Нет его. Испарился. Особое искусство придворного плебея: тявкнул  -  и,  при

всей грузности, исчез.

     Когда  Хрущев  пошел  в  соседний  зал,  где  висели  работы  Соболева,

Янкилевского, я вышел  в  маленький  коридорчик  перекурить.  Стою  рядом  с

дверью, закрыв ладонью сигарету, и вижу, как  в  коридор  выходят  президент

Академии  художеств   Серов   и   секретарь   правления   Союза   художников

Преображенский. Они посмотрели на меня, как на  лифтершу,  и  Серов  говорит

Преображенскому:  "Как  ловко  мы  с  тобой  все  сделали!  Как  точно   все

разыграли!" Вот таким текстом. И глаза  на  меня  скосили.  У  меня  аж  рот

открылся. Я оторопел. От цинизма.

     Из второго зала Хрущев выскочил довольно быстро. Я  там  не  был,  знаю

только, что после того, как Юло Соостер сказал ему, что просидел семь лет  в

лагере, Хрущев на некоторое  время  замолчал.  Обратно  он  вышел  несколько

притихший, и в воздухе появилось ощущение финала.

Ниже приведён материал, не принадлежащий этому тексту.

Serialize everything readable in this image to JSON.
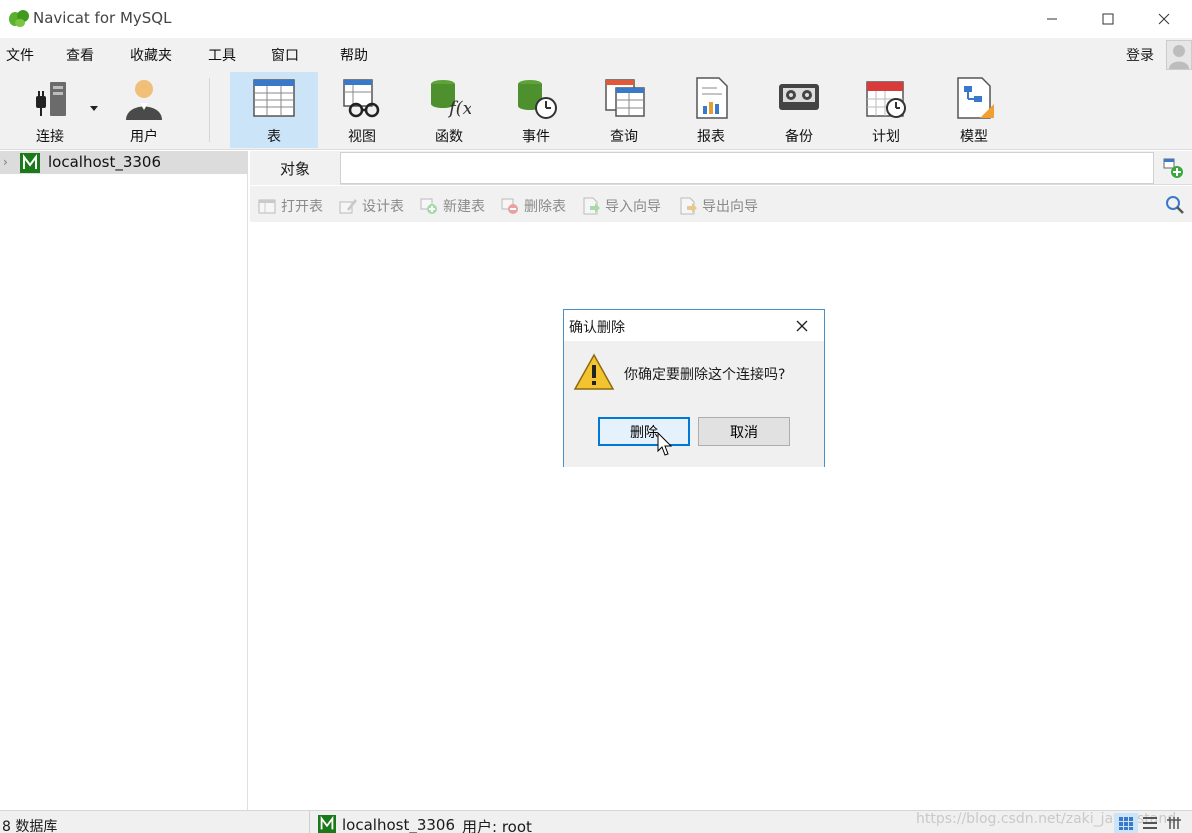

     А Эрнст Неизвестный все это время зверюгой ходит. Он небольшого  роста,

черноглазый и дико активный. Крайне максималичен. Вожак.  Поняв,  что,  быть

может, это действительно финал, он встал перед Хрущевым и  говорит:  "Никита

Сергеевич, вы глава государства, и я хочу, чтобы вы посмотрели мою работу".

     Хрущев от такой формы обращения пошел за ним в третий зал. А  на  лицах

виновников по отношению к Эрнсту засияли безмерное уважение и восторг.

     Как только Хрущев увидел работы  Эрнста,  он  опять  сорвался  и  начал

повторять свою идею о том, что ему бронзы на ракеты не хватает. И  тогда  на

Эрнста с криком выскочил Шелепин: "Ты где бронзу  взял?  Ты  у  меня  отсюда

никуда не уедешь!" На что Эрнст,  человек  неуправляемый,  вытаращил  черные

глаза и, в утгор глядя на Шелепина, сказал ему: "А ты на меня  не  ори!  Это

дело  моей  жизни.  Давай  пистолет,  я  сейчас  здесь,  на  твоих   глазах,

застрелюсь".

     Выходили мы с выставки с  таким  чувством,  будто  у  выхода  нас  ждут

"черные вороны".

     Двое из нас, Эрнст и я, побывали на последовавших  за  выставками  трех

встречах Хрущева и интеллигенцией. Они проходили ничуть не лучше, и ощущение

от них оставалось такое же, как и от первой встречи: бесконечного свинства."